Ähnlich sieht das auch Dr. Johann Pöllot (CSU): „Das ist schade.“ Pöllot räumte aber ein, dass ein alternativer Standort sicher ganz schwer zu finden ist.

Den müsse man aber finden, fügte CSU-Fraktionssprecher Thomas Kramer hinzu. Denn der vorgeschlagene Platz sei nicht gut.

Mit dem Vorschlag von SPD-Fraktionschef Martin Tabor, eine Arbeitsgruppe zu bilden, die sich mit der Standortfindung beschäftigt, waren schließlich alle einverstanden. Anschließend soll der Stadtrat entscheiden.

Michael Königers Entwurf sieht vor, auf der Skulptur die Vielfalt der Leibnizschen Forschungsgegenstände darzustellen: Vor- und Frühgeschichte, Rechtswesen, Mathematik, Infinitesimalrechnung – außerdem soll ein Zahnrad aus Messing auf Leibniz‘  Erfindung der Rechenmaschine verweisen.

Keine gegenständliche Büste

Bewusst haben die Lions bei ihrem Auftrag an Königer darauf verzichtet, eine gegenständliche Büste des Gelehrten zu ordern.

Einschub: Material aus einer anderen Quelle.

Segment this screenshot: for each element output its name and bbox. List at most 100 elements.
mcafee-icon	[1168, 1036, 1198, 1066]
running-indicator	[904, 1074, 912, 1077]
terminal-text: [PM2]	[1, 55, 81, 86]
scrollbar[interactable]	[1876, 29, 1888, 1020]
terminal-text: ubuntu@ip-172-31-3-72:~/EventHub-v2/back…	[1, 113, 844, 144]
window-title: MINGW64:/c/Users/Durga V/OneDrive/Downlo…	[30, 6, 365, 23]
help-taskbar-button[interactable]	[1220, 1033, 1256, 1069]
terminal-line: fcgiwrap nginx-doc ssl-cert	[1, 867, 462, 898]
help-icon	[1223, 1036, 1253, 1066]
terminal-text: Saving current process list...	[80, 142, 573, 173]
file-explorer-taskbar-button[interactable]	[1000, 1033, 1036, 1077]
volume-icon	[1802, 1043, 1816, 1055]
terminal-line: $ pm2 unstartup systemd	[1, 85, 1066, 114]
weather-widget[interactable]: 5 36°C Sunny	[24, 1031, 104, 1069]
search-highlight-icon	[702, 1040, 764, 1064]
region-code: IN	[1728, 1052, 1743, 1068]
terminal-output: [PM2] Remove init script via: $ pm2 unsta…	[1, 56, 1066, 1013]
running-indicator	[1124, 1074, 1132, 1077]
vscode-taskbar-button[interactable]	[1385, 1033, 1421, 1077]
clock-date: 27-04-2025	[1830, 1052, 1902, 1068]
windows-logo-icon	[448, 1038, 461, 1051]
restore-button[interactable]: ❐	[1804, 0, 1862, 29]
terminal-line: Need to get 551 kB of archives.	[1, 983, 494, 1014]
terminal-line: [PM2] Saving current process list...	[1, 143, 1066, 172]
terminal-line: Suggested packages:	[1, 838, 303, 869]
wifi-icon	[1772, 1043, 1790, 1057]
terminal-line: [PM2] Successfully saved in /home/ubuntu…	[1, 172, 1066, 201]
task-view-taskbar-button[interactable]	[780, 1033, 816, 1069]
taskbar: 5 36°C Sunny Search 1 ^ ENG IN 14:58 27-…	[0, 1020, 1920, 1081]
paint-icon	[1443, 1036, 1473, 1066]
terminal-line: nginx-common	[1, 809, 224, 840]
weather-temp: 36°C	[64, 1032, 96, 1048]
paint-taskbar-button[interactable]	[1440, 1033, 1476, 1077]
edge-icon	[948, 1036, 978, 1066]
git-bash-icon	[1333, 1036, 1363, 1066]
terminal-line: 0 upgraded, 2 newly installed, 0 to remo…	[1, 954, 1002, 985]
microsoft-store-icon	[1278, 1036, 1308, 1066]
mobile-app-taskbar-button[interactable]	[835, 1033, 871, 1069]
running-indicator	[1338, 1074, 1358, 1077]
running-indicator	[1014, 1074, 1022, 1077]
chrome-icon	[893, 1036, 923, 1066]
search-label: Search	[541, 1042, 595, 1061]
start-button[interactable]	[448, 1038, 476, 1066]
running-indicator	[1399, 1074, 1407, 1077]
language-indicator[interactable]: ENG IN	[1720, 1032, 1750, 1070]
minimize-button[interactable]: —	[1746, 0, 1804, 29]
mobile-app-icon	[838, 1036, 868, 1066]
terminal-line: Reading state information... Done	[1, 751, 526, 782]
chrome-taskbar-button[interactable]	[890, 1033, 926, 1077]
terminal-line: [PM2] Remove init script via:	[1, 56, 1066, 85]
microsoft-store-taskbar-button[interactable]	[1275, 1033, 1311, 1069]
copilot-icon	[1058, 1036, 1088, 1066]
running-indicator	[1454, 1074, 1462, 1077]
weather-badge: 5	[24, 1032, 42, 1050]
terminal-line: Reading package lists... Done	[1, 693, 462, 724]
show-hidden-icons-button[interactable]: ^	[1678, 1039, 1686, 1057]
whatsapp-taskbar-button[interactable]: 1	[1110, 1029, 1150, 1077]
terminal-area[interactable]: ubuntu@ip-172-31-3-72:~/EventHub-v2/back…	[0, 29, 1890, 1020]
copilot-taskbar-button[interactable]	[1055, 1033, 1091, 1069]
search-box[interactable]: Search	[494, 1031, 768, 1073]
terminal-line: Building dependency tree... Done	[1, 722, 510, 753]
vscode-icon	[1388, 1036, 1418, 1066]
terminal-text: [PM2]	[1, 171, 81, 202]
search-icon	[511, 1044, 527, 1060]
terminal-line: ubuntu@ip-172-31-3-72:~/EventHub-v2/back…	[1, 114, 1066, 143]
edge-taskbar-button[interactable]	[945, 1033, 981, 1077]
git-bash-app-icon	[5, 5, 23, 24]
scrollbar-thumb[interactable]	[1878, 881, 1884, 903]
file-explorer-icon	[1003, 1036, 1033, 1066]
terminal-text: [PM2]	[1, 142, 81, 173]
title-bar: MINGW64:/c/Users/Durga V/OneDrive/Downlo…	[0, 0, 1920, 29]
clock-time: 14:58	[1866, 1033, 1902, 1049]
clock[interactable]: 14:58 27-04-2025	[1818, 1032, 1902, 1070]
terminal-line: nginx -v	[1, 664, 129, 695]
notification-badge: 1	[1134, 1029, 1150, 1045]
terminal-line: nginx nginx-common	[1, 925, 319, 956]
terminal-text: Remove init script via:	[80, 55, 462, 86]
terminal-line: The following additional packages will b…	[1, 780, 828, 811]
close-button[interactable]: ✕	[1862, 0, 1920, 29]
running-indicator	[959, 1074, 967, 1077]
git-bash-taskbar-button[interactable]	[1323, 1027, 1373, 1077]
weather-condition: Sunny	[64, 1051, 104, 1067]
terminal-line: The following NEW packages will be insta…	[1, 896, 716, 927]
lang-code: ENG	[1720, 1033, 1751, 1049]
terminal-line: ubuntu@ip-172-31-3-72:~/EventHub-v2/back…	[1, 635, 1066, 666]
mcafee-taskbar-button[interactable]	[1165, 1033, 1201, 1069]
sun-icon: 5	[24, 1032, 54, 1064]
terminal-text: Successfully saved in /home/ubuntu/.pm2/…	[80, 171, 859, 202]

Deren gibt es in Deutschland bereits drei: zwei in Hannover und eine in Leipzig.

Darauf wies Hans Rötzer hin, der auch daran erinnerte, dass das Lions-Geschenk zum 100-jährigen Jubiläum des Lions-Clubs erfolgt. 1917 gründeten sich die Lions in den USA mit der Verpflichtung, den Dienst am nächsten über den persönlichen Profit zu stellen. „We serve“ – „wir dienen“ ist das Motto der Vereinigung.

Manfred Göhring erläuterte als Kassenwart der Altdorfer Lions, dass sein Club in den vergangenen 25 Jahren 260.000 Euro an Spenden mit allen möglichen Aktionen zusammen getragen hat.

Über das Lions-Hilfswerk Altdorf werden die Mittel regelmäßig für gemeinnützige Zwecke eingesetzt.

Das diesjährige Leibniz-Jubiläum sei für den Altdorfer Lions-Club Inspiration gewesen, der Stadt ein Geschenk zu machen, das an den Gelehrten erinnert.

„Wir sind sicher, dass das Kunstwerk das Stadtbild in hervorragenden Weise ergänzt“, so Göhring.